The Themes of Insomnia in Pashto Tappa: A Cultural and Literary Representation
DOI:
https://doi.org/10.63163/jpehss.v3i4.985Abstract
This study explores the motif of insomnia in Pashto tappa as a culturally embedded literary symptom that reflects emotional, social, and existential tensions in Pashtun life. Drawing on a qualitative content analysis of a purposive corpus of tappa collected from oral traditions, contemporary recordings, and written anthologies, the research employs thematic and semiotic approaches to decode how insomnia is represented, metaphorized, and experienced in these couplets. The analysis reveals that insomnia functions on multiple symbolic registers: as an expression of unfulfilled love and longing, as a manifestation of spiritual or metaphysical restlessness, and as an index of collective anxiety about social dislocation, loss, and identity.
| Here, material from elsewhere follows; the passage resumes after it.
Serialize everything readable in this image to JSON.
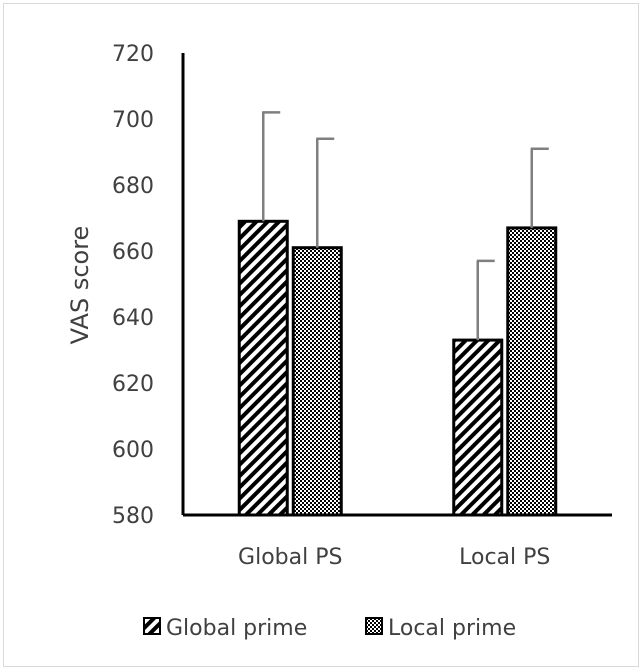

In many tappa(s), the inability to sleep is not merely a physiological complaint but a culturally sanctioned language for voicing personal suffering and communal memory. The study situates these representations within broader Pashtun cultural narratives, showing how literary form and affective content coalesce to make insomnia both a personal symptom and a shared cultural discourse. The findings contribute to literary anthropology and affect studies by demonstrating that what appears as a private disturbance in tappa is simultaneously a public cultural signifier, thereby offering a nuanced understanding of emotion, embodiment, and meaning making in Pashto folk literature.